Ein Hauch von Hafentaverne, und doch sehr zeitgemäß: Das Apla'funky im Gärtnerplatzviertel ist ein moderner Grieche mit ambitionierter Küche.

(Foto: Sebastian Gabriel)

Ein bisschen Hafentaverne, ein bisschen modernes Gastro-Erlebnis: Im Apla'funky bekommt man Länderküche abseits der üblichen Konventionen.

Von Felix Mostrich

Was die in Deutschland lebenden Italiener in den von ihnen geführten Gaststätten vor einiger Zeit vorgeführt haben, das machen die Griechen nun mit ähnlichem Ehrgeiz nach. Die jüngeren unter ihnen, die sich der Gastronomie verschrieben haben, versuchen in Lokalen neuen Stils den bislang üblichen kulinarischen Standard anzuheben oder dem veränderten Zeitgeschmack anzupassen.

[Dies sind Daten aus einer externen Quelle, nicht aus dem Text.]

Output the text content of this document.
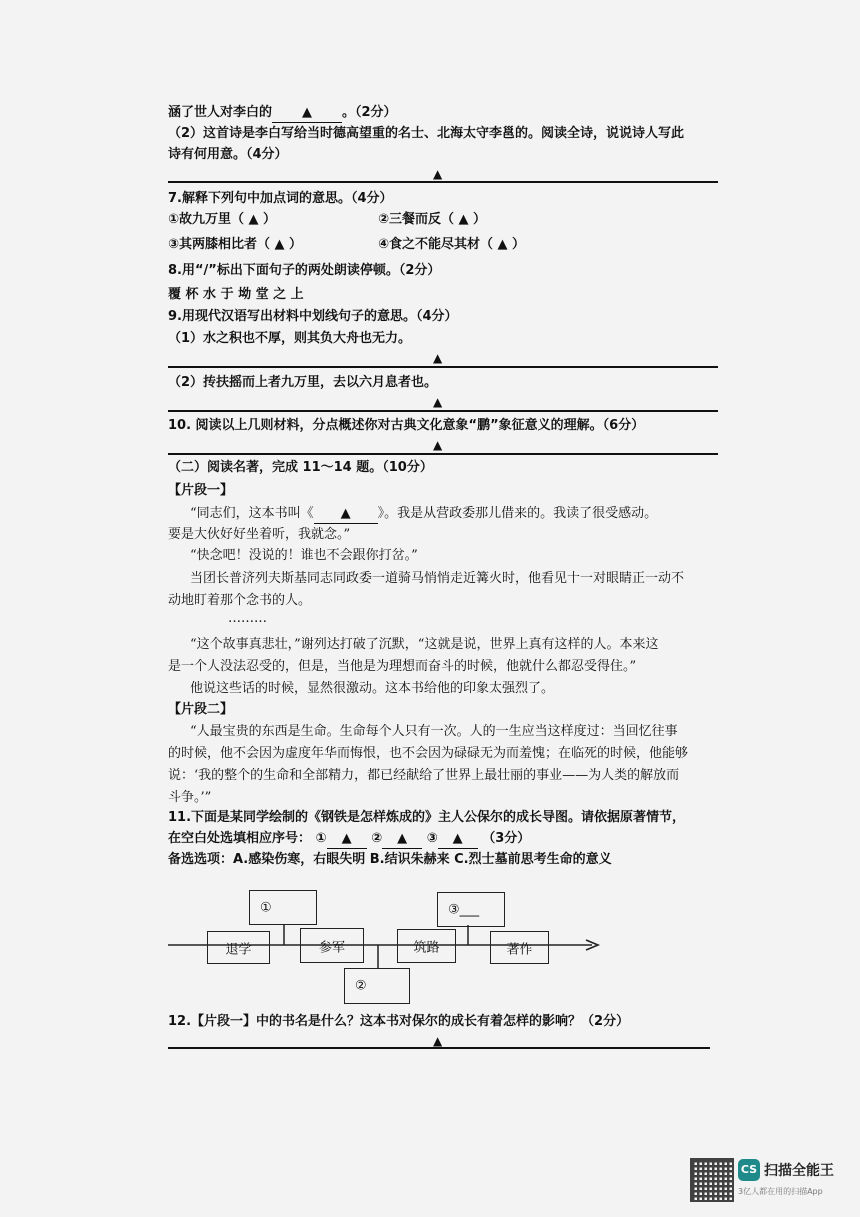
涵了世人对李白的 ▲ 。（2分）
（2）这首诗是李白写给当时德高望重的名士、北海太守李邕的。阅读全诗，说说诗人写此
诗有何用意。（4分）
▲
7.解释下列句中加点词的意思。（4分）
①故九万里（ ▲ ）	②三餐而反（ ▲ ）
③其两膝相比者（ ▲ ）	④食之不能尽其材（ ▲ ）
8.用“/”标出下面句子的两处朗读停顿。（2分）
覆 杯 水 于 坳 堂 之 上
9.用现代汉语写出材料中划线句子的意思。（4分）
（1）水之积也不厚，则其负大舟也无力。
▲
（2）抟扶摇而上者九万里，去以六月息者也。
▲
10. 阅读以上几则材料，分点概述你对古典文化意象“鹏”象征意义的理解。（6分）
▲
（二）阅读名著，完成 11～14 题。（10分）
【片段一】
“同志们，这本书叫《 ▲ 》。我是从营政委那儿借来的。我读了很受感动。
要是大伙好好坐着听，我就念。”
“快念吧！没说的！谁也不会跟你打岔。”
当团长普济列夫斯基同志同政委一道骑马悄悄走近篝火时，他看见十一对眼睛正一动不
动地盯着那个念书的人。
………
“这个故事真悲壮，”谢列达打破了沉默，“这就是说，世界上真有这样的人。本来这
是一个人没法忍受的，但是，当他是为理想而奋斗的时候，他就什么都忍受得住。”
他说这些话的时候，显然很激动。这本书给他的印象太强烈了。
【片段二】
“人最宝贵的东西是生命。生命每个人只有一次。人的一生应当这样度过：当回忆往事
的时候，他不会因为虚度年华而悔恨，也不会因为碌碌无为而羞愧；在临死的时候，他能够
说：‘我的整个的生命和全部精力，都已经献给了世界上最壮丽的事业——为人类的解放而
斗争。’”
11.下面是某同学绘制的《钢铁是怎样炼成的》主人公保尔的成长导图。请依据原著情节，
在空白处选填相应序号： ① ▲ ② ▲ ③ ▲ （3分）
备选选项：A.感染伤寒，右眼失明 B.结识朱赫来 C.烈士墓前思考生命的意义
①	③___
退学	参军	筑路	著作
②
12.【片段一】中的书名是什么？这本书对保尔的成长有着怎样的影响？（2分）
▲
CS 扫描全能王
3亿人都在用的扫描App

Ein Musterbeispiel dieses neuen Lokaltyps ist das im vergangenen Herbst vom Sohn eines ehemals sehr beliebten griechischen Wirts eröffnete Restaurant im Gärtnerplatzviertel. Schon sein zweisprachiger Name "Apla'funky" - er setzt sich aus dem griechischen Wort aplá (= einfach) und dem englischen Wort funky zusammen- deutet an, was der junge Wirt bieten will: nämlich einfache griechische Küche, die dann doch ein wenig anders ist als in den Lokalen der Vorgängergeneration. Sie soll sich irgendwie originell abheben vom Durchschnitt, aber auf diese Weise dem griechischen Original an einigen Stellen sogar wieder näher kommen.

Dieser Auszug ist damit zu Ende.